WE WILL NEVER BE THE SAME AFTER THIS: Column By Mrs. Kelly Barnes

Mrs. Kelly Barnes, Guest Columnist

                                  I lost a family member to the COVID-19 pandemic. He was my great uncle Wayne. He was 84, and he was my grandpa’s sister’s husband. He and my great aunt Betty had always been really close to us because they were really good friends with my grandpa, and I lived with my grandpa. He was a great, genuine, honest and kind person and an important part of my life.

My uncle Wayne actually married me and Mr. Barnes. He was a pastor, so he was the one who officiated the ceremony. When I was a little kid, he married my mom and dad, and my aunt and uncle. He married everybody. That is what he just always did. When I was a little kid, I made him promise that when I got older that he would marry me. Ours was the very last ceremony that he did before he retired from doing weddings. On our wedding day, he was so nervous. He was more nervous than we were on our wedding day. He was so nervous that he jumbled our vows. It was such a genuine loving moment to have him there with me to have him fulfill that promise after all those years.

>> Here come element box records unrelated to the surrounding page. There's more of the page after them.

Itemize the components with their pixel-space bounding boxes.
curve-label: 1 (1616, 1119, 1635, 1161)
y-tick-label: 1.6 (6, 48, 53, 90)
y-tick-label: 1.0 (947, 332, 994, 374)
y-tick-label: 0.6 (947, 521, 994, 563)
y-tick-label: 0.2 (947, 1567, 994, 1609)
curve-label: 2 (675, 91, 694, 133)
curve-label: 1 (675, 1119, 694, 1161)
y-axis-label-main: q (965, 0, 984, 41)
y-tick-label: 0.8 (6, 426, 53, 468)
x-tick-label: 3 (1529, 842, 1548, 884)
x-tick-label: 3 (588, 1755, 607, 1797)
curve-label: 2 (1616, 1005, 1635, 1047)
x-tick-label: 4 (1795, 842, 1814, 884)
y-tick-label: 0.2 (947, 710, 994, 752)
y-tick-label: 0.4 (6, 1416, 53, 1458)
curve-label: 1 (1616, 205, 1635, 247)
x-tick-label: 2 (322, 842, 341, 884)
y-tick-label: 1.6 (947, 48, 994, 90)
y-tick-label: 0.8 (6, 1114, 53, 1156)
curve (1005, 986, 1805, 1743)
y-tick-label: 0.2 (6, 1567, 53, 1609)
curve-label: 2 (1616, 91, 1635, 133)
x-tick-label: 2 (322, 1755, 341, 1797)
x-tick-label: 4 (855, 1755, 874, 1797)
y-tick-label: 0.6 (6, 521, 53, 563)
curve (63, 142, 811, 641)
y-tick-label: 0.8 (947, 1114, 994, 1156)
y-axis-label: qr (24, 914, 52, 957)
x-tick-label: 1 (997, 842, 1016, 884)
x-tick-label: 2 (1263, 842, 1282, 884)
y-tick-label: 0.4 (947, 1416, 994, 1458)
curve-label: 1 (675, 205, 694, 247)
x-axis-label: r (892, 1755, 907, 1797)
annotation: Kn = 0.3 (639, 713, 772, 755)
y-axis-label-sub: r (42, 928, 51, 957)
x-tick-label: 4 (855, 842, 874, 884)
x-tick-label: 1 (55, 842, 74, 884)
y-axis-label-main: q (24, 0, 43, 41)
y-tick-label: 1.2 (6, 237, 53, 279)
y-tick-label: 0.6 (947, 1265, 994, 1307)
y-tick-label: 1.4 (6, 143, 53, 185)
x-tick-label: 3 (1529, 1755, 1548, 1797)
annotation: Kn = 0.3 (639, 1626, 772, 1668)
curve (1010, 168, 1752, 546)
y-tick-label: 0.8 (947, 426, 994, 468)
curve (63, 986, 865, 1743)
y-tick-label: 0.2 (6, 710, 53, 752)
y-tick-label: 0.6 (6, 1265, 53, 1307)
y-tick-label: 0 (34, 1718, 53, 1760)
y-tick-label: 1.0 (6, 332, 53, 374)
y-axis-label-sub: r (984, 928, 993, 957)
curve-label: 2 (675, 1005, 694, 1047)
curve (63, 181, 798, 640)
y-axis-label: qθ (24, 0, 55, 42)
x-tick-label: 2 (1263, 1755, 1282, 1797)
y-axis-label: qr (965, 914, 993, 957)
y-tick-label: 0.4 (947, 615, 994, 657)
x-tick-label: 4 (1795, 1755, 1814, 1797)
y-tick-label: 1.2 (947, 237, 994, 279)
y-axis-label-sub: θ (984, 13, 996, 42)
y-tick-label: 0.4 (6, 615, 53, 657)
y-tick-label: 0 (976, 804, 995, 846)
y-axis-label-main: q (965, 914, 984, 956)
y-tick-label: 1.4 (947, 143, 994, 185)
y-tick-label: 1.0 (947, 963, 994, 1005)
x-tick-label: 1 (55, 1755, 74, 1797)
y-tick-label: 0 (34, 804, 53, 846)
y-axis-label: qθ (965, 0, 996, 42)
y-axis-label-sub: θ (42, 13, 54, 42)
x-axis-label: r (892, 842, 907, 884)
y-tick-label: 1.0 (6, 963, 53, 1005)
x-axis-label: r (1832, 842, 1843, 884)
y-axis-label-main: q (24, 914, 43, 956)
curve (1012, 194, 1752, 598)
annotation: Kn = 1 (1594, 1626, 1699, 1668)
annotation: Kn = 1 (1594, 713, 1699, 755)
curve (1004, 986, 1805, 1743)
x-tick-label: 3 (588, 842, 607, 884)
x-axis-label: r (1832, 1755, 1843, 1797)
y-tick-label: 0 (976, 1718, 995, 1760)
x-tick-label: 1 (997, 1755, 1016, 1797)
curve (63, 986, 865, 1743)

He had been in the hospital for a few months, he had pneumonia. He needed breathing treatments and was not really well. After he had spent some time recovering, they decided to send him to a rehab facility to get his strength back. While he was there, he caught covid. He was then sent back to the hospital and they were quarantining him early on in March of last year. We hadn’t seen him for three months when he died because he couldn’t see anybody. The only thing we could do was call and try talking to him, but at that point he wasn’t really responsive. He was just so sick and we really didn’t have any ability to be with him. For three months, his wife didn’t see him, his children didn’t see him, not his grandkids, us, no one. All we did was try to call and say something.

We haven’t done anything to commemorate him yet. A lot of the reason was that at the time we wanted to celebrate his life. He was always someone who was there for all the major events in our lives. If we were in the hospital, he was there. If anyone had surgery, he was there. For us to not be able to be there with him, it felt like such horrible sad irony. His son said they wanted to wait to have a service where we could all be there. It wouldn’t have been fair that there were only ten of us there.

It’s been really hard especially since my father has just passed away. We were very blessed that I was able to be with him. A week prior, the hospital wasn’t allowing any visitors in, but when he went to the hospital my mom was able to be with him. She was there every day during visiting hours and it was only one person allowed at the time. So on the day that he died they allowed me to be with him. Because I was a risk to them, I didn’t want to see my parents. I feel like we missed a lot of time together that we could’ve been together because I didn’t want to take that chance.


I think that we will never be the same after all this, this is going to change us forever. I think it’s made this generation grow up in a different way. I mean, no other generation since the 1900’s has had to deal with this. It’s just such a life altering experience. I think we just have to take the good and carry that with us, instead of focussing on the bad and what we’ve lost. Otherwise you’ll never be able to cherish the good memories.

We’re stronger than we realize. I’ve been so impressed by how well the students have adapted to it, because we had no idea how they would react. The students have done everything we’ve asked them to. They’ve adapted, they’ve changed. I think that really shows how much stronger we are than what we give ourselves credit for. We can do hard things, we can cope, we can get through them.